A group of experts from the Massachusetts Institute of Technology’s SMART lab in Singapore has recently published an interesting research paper on the Dark Web.
The researchers collected and analyzed the dark web (a.k.a. the “onionweb”) hyperlink graph, they discovered highly dissimilar to the well-studied world wide web hyperlink graph.
The team led by Carlo Ratti, director of MIT’s Senseable City Lab, used the Graph theory as a tool for analyzing social relationships for the dark web.
The experts analyzed the Tor network, one of the most popular darknet, they used crawler leveraging the tor2web proxy onion.link.
It is important to highlight that the team focused its analysis on the Tor Network, that anyway represents just a portion of the dark web.
The team crawled onion.link using the commercial service scrapinghub.com, they used two popular lists of dark web sites trying to visit them and accessing all linked pages using a breadth-first search.
The team just included in their analysis websites which responded to avoid including in their results services that no longer exist.
“I.e., if we discover a link to a page on domain v, but domain v could not be reached after >10 attempts across November 2016–February 2017, we delete node v and all edges to node v.
In our analysis, before pruning nonresponding domains we found a graph of 13,117 nodes and 39,283 edges. After pruning, we have a graph of 7, 178 nodes and 25, 104 edges (55% and 64% respectively)” states the researchers.
The first discrepancy emerged from the research is related to the number of the active .onion domain. The maintainers at the Tor Project Inc. states that the Tor network currently hosts ∼60, 000 distinct, active .onion addresses, meanwhile the team of experts has found only 7, 178 active .onion domains.

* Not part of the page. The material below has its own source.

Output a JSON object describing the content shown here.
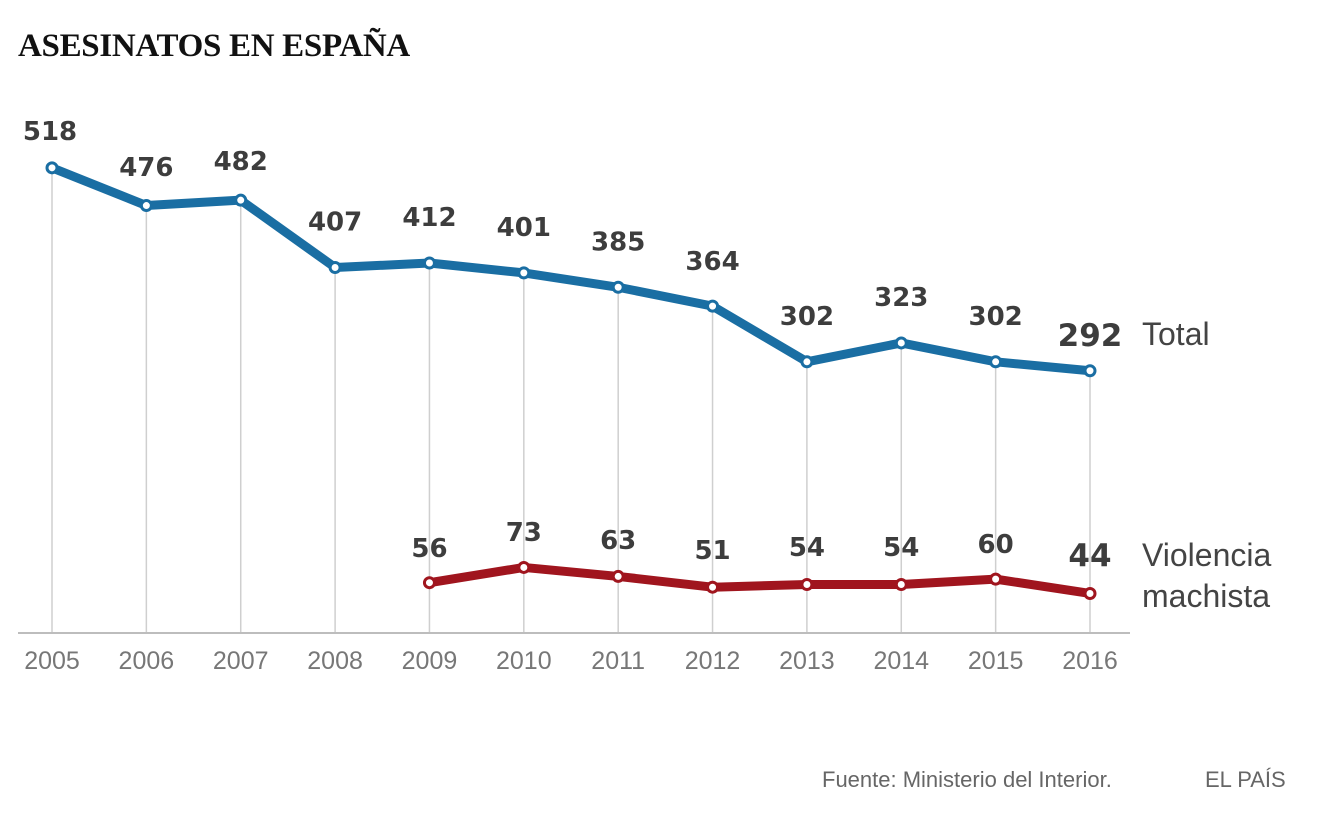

The researchers attribute this high-discrepancy to various messaging services— particularly TorChat, Tor Messenger, and Ricochet in which each user is identified by a unique .onion domain.
The Graph-theoretic results show that ∼30% of domains have exactly one incoming link—of which 62% come from one of the five largest out-degree hubs. 78% of all nodes received a connection from at least one of them.